Skimming a book this morning, with the television on for "warmth," I glanced up at This Old House to see a house that was instantly recognizable. The color, dark green, looked right. The size and shape looked right. The driveway was in its proper place. Seeing the kitchen's windows and cabinets and wallpaper confirmed my intuition: this old house was a house I once knew.
The house is in West Newton, Massachusetts, and once belonged to William and Virginia Youngren. Bill was a professor of mine when I was a graduate student at Boston College in the early 1980s. ("It's Bill!" he once wrote, replying to a deferential note I had addressed to "Dr. Youngren.") Like every professor I've ever admired, Bill negotiated university life on his own terms, refusing to limit his horizons, intellectual or social, to "the department." He was as knowledgeable about music (classical and early jazz) as he was about 18th-century literature and aesthetics. And he seemed to know, or have known, everyone, not as a collector and dropper of names, but as one who pursued his interests with such dedication that they inevitably led him to the appropriate people.
I spent many hours at Bill and Virginia's house when I was a graduate student. My visits would begin on a practical note — picking up a paper from a previous semester (Bill never graded work in a timely manner), dropping off a chunk of my dissertation.

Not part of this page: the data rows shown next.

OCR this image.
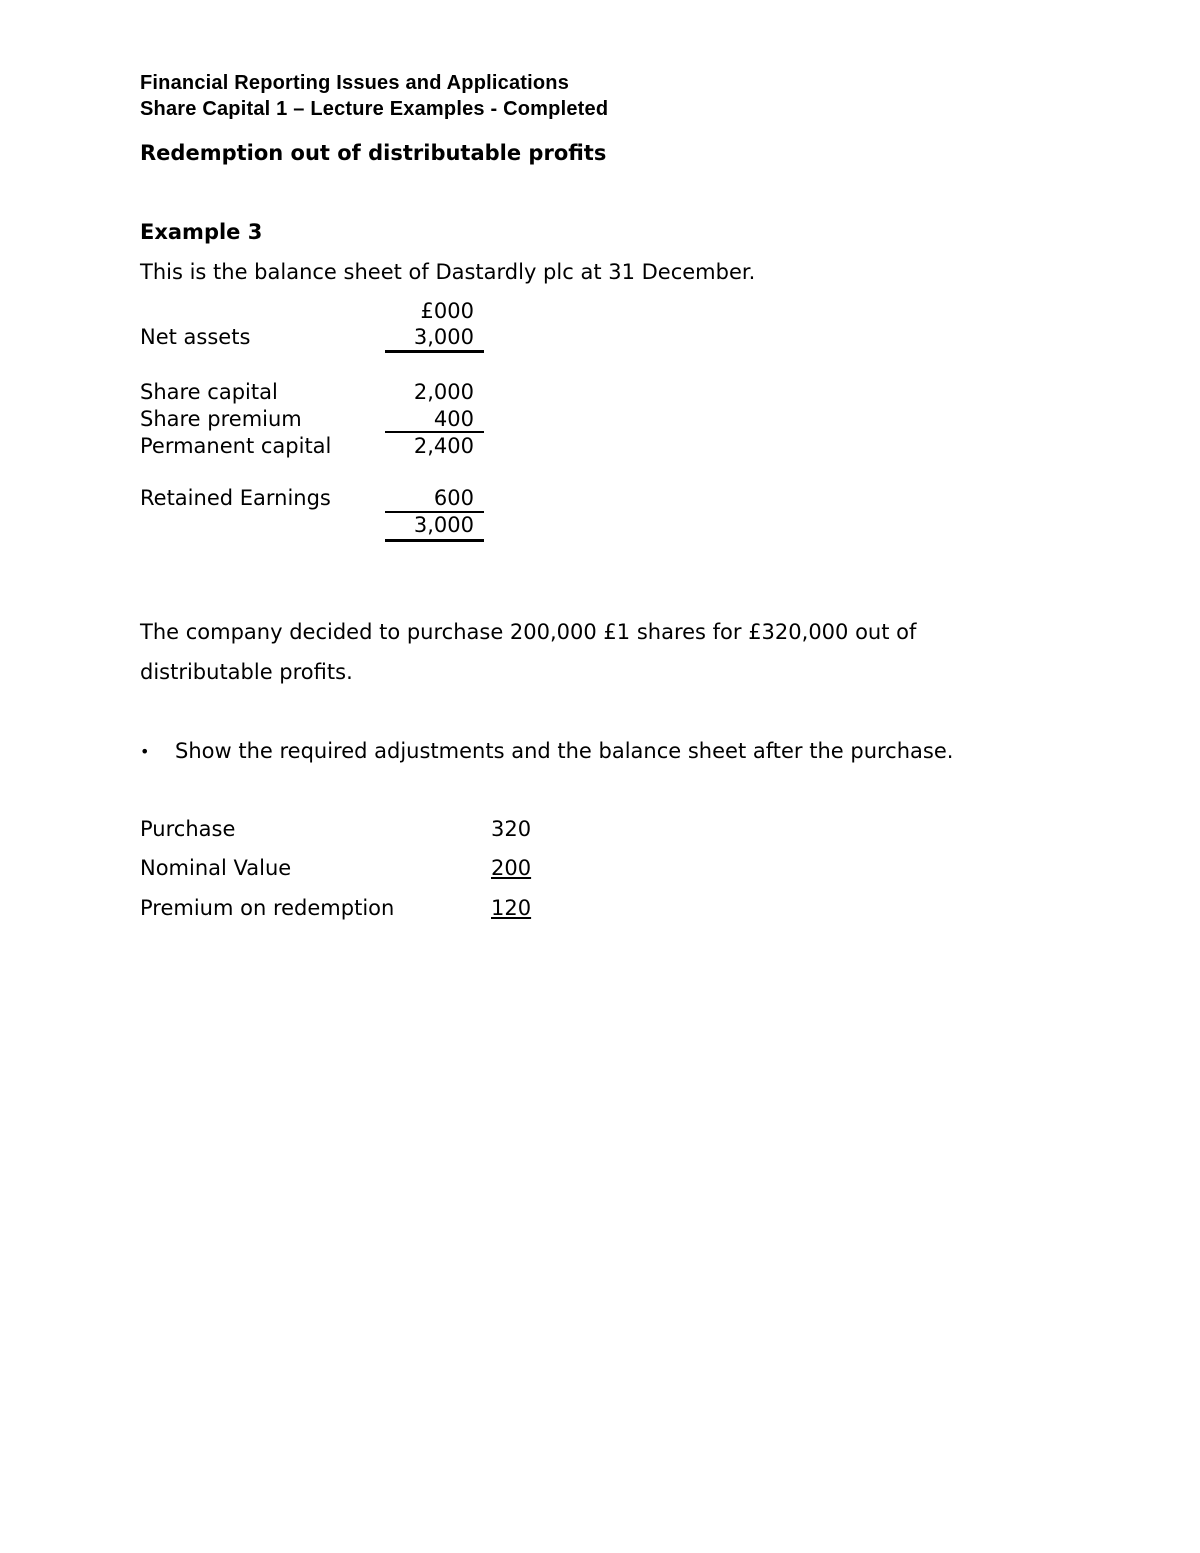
Financial Reporting Issues and Applications
Share Capital 1 – Lecture Examples - Completed
Redemption out of distributable profits
Example 3
This is the balance sheet of Dastardly plc at 31 December.
£000
Net assets	3,000
Share capital	2,000
Share premium	400
Permanent capital	2,400
Retained Earnings	600
3,000
The company decided to purchase 200,000 £1 shares for £320,000 out of
distributable profits.
• Show the required adjustments and the balance sheet after the purchase.
Purchase	320
Nominal Value	200
Premium on redemption	120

But conversation always took over, sometimes on the house's enormous porch, sometimes in the kitchen or a front sitting room. There would be Earl Grey tea (Twinings, loose) and ice cream (Breyers, vanilla). And often there'd be music, on reel-to-reel transfers of 78s. I remember sitting and listening to "After You've Gone" (James P. Johnson's Blue Note Jazzmen, 1944) and realizing that when you owned a house, you could play records as loudly as you wanted. Who would stop you?

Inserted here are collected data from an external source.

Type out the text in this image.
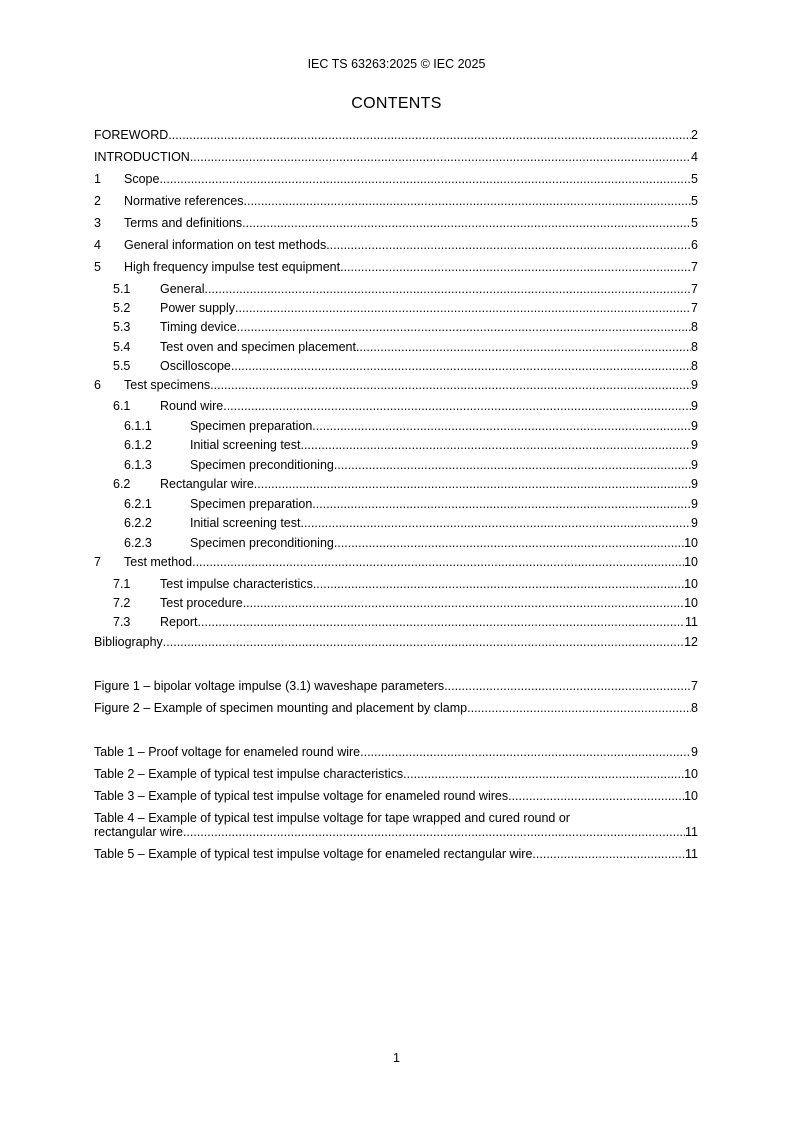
IEC TS 63263:2025 © IEC 2025
CONTENTS
FOREWORD .....	2
INTRODUCTION .....	4
1	Scope .....	5
2	Normative references .....	5
3	Terms and definitions .....	5
4	General information on test methods .....	6
5	High frequency impulse test equipment .....	7
5.1	General .....	7
5.2	Power supply .....	7
5.3	Timing device .....	8
5.4	Test oven and specimen placement .....	8
5.5	Oscilloscope .....	8
6	Test specimens .....	9
6.1	Round wire .....	9
6.1.1	Specimen preparation .....	9
6.1.2	Initial screening test .....	9
6.1.3	Specimen preconditioning .....	9
6.2	Rectangular wire .....	9
6.2.1	Specimen preparation .....	9
6.2.2	Initial screening test .....	9
6.2.3	Specimen preconditioning .....	10
7	Test method .....	10
7.1	Test impulse characteristics .....	10
7.2	Test procedure .....	10
7.3	Report .....	11
Bibliography .....	12
Figure 1 – bipolar voltage impulse (3.1) waveshape parameters .....	7
Figure 2 – Example of specimen mounting and placement by clamp .....	8
Table 1 – Proof voltage for enameled round wire .....	9
Table 2 – Example of typical test impulse characteristics .....	10
Table 3 – Example of typical test impulse voltage for enameled round wires .....	10
Table 4 – Example of typical test impulse voltage for tape wrapped and cured round or
rectangular wire .....	11
Table 5 – Example of typical test impulse voltage for enameled rectangular wire .....	11
1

Bill died in 2006, of an undiagnosed neurological disease, and with children grown, Virginia must have decided to sell the house. So here it is on television, a ceiling pulled down, a floor pulled up, a wall — in front of which the kitchen table once stood — knocked out. The difficulties of later life can be read in a detail on the screen: a handrail along the length of the front walk, which must have made it easier for Bill to get around. "It does nothing for the house," the landscaper is saying.
Newton Shingle-Style House Project (This Old House)
Related post
P.S. 131
comments: 2
I loved this entry. The serendipity is amazing (just having the TV on in the background and happening to look up), and that last line is a killer (the juxtaposition of "design people" with "real people"). I think this would be great expanded into an essay.
Thanks, Diana. It's very strange to find the past returning completely by chance — I never even watch This Old House!